- Episode no.: Season 7 Episode 13
- Directed by: Andy Ackerman
- Written by: Alec Berg & Jeff Schaffer
- Production code: 713
- Original air date: February 1, 1996

Guest appearances
- Wayne Knight as Newman; Heidi Swedberg as Susan Ross; Ken Hudson Campbell as Ken; Shannon Holt as Carrie; Lisa Deanne Young as Christie; Charles Emmett as Orderly; David Richards as Maitre D'; Matthew McCurley as Kid; Joshua Abrasion as Man #1; Steve Artiaga as Man #2; Cheryl Hunter as Woman;

Episode chronology
| ← Previous "The Caddy" | Next → "The Cadillac" |
- Seinfeld season 7

= The Seven =

"The Seven" is the 123rd episode of the NBC sitcom Seinfeld. This was the 13th episode for the seventh season, originally airing on February 1, 1996. In this episode, Kramer wants a girls' bike from Elaine in return for fixing her neck pain, another couple steals George's plan to use a jersey number as a baby name, and Jerry must find out how his date is wearing the same dress every day.

==Plot==
At a vintage toy store, Elaine finds a girls' bike she always wanted, while Jerry meets Christie, a woman in a striking black-and-white dress. Jerry ignores Elaine's struggle to get the bike off a wall, even as it falls on her. George meets Susan's expectant cousin Carrie and her husband Ken; George conceitedly shoots down all their baby girl names in favor of his own idea, "Soda". Kramer wastes Jerry's food making a sandwich not to his own liking, and is reminded that Jerry gets nothing in return for his freeloading.

Plagued by neck pain from getting the bike, Elaine declares that a cure would be worth giving up the bike. Kramer's dubious shiatsu technique instantly relieves her pain, leaving her unexpectedly on the hook. Kramer also voluntarily keeps a ledger to reimburse Jerry for food. George has his heart set on naming his firstborn "Seven", after Mickey Mantle's jersey number; Susan refuses, while Jerry mocks George.

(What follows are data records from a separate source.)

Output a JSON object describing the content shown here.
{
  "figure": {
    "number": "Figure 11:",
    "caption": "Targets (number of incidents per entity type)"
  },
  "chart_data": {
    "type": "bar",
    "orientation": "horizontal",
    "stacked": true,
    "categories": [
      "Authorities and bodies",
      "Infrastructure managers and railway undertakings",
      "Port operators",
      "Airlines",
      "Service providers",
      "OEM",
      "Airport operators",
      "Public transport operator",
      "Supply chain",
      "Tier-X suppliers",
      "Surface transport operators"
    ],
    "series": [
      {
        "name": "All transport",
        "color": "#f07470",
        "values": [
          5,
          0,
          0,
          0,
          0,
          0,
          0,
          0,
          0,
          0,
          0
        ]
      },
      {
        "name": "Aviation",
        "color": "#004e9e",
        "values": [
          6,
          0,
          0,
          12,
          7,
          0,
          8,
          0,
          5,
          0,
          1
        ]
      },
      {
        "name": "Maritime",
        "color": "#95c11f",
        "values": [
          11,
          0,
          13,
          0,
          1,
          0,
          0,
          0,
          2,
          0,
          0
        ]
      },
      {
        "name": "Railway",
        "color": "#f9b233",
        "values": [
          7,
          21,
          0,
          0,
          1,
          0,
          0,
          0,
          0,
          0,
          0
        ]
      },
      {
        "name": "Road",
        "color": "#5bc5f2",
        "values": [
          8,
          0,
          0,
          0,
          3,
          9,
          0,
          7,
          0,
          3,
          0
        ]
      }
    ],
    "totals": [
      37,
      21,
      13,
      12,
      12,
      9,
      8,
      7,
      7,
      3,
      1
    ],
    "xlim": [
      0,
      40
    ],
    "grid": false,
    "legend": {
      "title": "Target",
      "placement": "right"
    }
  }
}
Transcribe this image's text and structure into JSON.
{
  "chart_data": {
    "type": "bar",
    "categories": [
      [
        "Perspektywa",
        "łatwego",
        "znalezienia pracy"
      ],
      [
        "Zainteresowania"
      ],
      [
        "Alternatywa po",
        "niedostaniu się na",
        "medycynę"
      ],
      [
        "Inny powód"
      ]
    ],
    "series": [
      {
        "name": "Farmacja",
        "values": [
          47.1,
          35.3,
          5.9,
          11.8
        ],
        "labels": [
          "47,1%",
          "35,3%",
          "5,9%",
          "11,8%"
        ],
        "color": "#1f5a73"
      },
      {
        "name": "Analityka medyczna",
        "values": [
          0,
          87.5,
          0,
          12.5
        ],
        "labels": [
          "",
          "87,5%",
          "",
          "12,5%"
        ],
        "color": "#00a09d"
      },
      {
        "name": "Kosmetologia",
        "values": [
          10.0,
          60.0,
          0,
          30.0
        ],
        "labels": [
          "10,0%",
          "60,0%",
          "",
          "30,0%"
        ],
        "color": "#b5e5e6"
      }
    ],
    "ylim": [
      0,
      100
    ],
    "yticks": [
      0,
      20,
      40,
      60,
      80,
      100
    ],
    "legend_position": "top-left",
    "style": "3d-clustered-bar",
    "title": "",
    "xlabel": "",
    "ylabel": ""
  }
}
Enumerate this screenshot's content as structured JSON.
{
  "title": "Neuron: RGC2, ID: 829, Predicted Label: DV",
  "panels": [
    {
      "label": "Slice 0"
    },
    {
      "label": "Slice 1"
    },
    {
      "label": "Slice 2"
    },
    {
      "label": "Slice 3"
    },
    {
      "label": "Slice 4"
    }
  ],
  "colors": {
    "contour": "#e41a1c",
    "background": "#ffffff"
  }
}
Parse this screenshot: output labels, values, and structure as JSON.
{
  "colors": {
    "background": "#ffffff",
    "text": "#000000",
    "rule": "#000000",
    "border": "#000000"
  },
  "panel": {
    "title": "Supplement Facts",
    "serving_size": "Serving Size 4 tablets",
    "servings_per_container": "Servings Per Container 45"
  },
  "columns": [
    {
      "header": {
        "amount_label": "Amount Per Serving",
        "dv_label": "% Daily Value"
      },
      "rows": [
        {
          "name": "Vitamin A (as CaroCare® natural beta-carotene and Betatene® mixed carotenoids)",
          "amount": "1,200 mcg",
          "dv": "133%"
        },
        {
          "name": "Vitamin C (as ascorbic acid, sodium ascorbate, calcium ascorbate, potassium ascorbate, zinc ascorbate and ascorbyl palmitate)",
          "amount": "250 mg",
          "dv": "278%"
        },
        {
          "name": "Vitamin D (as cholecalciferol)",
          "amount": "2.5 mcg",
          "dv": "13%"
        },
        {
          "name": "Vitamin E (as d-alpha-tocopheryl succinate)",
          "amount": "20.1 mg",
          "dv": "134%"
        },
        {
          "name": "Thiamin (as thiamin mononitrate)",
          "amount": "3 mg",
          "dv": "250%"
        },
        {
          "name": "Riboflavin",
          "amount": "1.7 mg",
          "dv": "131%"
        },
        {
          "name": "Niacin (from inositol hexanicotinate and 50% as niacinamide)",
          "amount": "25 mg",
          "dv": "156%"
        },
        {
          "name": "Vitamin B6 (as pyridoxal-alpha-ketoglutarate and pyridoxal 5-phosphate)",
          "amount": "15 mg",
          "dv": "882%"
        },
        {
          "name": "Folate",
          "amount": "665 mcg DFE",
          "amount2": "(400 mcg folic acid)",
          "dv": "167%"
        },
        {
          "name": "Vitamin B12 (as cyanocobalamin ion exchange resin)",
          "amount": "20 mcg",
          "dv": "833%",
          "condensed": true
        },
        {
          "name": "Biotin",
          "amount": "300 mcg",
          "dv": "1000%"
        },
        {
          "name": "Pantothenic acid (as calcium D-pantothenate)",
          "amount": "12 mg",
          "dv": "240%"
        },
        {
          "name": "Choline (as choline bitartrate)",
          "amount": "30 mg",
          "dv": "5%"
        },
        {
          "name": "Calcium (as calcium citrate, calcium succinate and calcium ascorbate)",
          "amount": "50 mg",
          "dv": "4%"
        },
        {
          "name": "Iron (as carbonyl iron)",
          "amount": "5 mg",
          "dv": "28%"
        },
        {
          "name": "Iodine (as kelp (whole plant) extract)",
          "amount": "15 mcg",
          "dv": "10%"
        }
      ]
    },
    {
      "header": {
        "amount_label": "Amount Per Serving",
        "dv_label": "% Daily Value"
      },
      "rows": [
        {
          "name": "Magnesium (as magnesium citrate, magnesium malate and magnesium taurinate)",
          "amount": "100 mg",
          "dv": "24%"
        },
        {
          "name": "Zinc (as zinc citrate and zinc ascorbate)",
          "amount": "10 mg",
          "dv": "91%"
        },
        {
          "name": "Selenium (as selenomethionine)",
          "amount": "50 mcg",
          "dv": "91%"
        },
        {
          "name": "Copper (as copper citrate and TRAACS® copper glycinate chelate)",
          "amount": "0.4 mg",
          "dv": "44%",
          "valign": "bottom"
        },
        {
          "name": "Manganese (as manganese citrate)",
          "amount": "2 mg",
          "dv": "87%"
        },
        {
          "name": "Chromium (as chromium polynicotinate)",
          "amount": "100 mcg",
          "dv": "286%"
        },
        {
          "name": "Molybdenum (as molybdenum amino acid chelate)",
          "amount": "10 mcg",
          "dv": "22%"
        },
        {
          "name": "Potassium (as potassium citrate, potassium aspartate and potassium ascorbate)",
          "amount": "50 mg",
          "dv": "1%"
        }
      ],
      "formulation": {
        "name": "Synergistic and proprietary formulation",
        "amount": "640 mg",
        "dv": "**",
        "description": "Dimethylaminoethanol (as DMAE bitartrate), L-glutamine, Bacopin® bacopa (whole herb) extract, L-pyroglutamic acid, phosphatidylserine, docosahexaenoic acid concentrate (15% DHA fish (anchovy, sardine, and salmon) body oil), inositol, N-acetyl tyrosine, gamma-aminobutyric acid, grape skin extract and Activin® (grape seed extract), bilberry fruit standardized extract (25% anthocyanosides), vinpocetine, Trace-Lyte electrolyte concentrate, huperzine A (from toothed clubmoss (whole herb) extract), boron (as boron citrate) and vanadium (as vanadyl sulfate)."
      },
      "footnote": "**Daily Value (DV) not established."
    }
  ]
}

Jerry notifies Kramer that he cannot leave food half-eaten to avoid paying full price. Kramer guilts Elaine into making good on her promise, but the next day, her pain returns worse than before. Kramer, flaunting the cutesy bike, will not give it back, blaming Elaine for not knowing esoteric shiatsu aftercare. Jerry refuses to take sides, and sends them to Newman, who has no affection for anyone, to arbitrate.

Carrie and Ken, as fellow Mantle fans, take the name "Seven" for themselves. George confronts them to keep the name's "cachet" to himself, just as Carrie goes into labor. Rushing to the hospital, the couple has as little sympathy for George as he does for their ordeal. George is not allowed into the delivery room, shutting out his pitiful pleading.

Christie wears the same dress again on every date, baffling Jerry. Bent on catching her in different clothes, he accompanies her home mid-date to change. Spotting the same dress again in a years-old photo, he realizes that her closet might have nothing else, but gets caught peeking inside. He gets dumped, losing the chance to ever learn the truth.

Newman declares that the bike will be cut in half. Only Kramer offers to give up the bike to save it, so Newman pronounces him the "true owner". However, Kramer cannot afford his food bill after just one week, forcing him to sell the bike to Newman. As Newman goes on a joyride, Elaine chases him down.

==Production==
The man in the photo with Christie is episode co-writer Alec Berg.

Newman's means of determining the bike's rightful owner is based on the Judgment of Solomon, a Biblical story in which Solomon determined which of two women is the mother of a child.

The ending of the episode's George story was abbreviated during editing. Among the cuts were George telling the hospital staff that he is the father of Carrie's child so that he can fill out the paperwork which identifies the child's name, and a scene in which Jerry and Susan admire the infant Seven while George continues to brood.

The episode has a run time of 20 minutes.

==In popular culture==
In ranking the best Seinfeld episodes, Screencrush had this episode at 89th, Vanity Fair had it at 67th and Vulture had it at 48th.